New York Mayor Michael Bloomberg gave $4,600 to Collins, who also received $1,000 from GOP political strategist Mary Matalin.
Allen received $1,000 from the political action committee of Bob Barr, the former Georgia congressman who was picked last month to be the presidential nominee of the Libertarian Party.
Allen was the lone Democrat to receive contributions from Barr's committee. An Allen spokeswoman said the donation arose from Allen's efforts to repeal the federal Real ID law, which libertarians have said amounts to a national identification card program rather than an anti-terrorism effort.
Both candidates had their share of boardroom bigwigs and Wall Street financiers.
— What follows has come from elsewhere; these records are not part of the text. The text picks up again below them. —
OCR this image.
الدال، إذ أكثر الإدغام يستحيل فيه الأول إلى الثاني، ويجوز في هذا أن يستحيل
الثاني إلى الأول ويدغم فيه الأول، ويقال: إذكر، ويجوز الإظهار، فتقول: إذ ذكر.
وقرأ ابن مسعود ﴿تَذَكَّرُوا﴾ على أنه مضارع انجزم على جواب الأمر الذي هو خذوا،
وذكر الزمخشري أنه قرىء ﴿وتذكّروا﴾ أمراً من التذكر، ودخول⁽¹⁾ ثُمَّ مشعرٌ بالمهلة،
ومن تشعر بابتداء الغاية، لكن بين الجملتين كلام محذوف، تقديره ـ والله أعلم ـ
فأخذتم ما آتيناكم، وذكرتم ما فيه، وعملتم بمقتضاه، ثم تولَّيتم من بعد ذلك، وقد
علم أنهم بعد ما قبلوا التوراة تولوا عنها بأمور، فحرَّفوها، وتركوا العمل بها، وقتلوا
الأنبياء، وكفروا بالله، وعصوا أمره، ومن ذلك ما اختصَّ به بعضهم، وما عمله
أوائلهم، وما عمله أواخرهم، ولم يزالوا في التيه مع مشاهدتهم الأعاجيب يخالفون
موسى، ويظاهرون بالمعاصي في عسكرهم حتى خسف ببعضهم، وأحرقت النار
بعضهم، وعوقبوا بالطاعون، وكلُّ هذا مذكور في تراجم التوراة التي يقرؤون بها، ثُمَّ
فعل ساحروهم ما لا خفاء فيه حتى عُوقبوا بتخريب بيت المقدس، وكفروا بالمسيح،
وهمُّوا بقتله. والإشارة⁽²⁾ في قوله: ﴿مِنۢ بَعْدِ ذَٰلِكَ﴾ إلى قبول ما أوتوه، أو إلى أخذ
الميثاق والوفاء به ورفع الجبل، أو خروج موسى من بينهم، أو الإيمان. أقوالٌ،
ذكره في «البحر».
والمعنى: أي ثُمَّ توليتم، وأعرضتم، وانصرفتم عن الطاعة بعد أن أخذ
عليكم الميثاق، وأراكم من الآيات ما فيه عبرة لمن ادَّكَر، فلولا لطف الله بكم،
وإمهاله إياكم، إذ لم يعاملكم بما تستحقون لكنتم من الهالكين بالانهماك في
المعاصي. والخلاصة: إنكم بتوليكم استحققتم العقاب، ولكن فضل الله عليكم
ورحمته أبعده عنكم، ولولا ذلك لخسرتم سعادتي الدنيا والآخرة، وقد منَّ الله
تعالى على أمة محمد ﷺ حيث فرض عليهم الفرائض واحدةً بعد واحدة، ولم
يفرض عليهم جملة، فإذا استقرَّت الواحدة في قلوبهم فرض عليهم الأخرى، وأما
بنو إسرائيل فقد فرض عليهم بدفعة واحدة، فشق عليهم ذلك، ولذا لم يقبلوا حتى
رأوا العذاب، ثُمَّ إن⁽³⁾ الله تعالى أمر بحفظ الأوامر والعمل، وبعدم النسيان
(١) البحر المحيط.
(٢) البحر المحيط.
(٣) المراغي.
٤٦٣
Collins' donors included IBM CEO Samuel Palmisano, at $1,000, and corporate raider Carl Icahn, at $2,300. Allen got $2,300 from American Express CEO Kenneth Chenault and $4,300 from financier George Soros.
Both Collins and Allen also turned back some money. Collins gave to charity $4,200 she received from Mississippi tort lawyer Richard "Dickie" Scruggs, who pleaded guilty to conspiring to bribe a federal judge. Allen returned $1,000 from Norman Hsu, the disgraced Democratic fundraiser.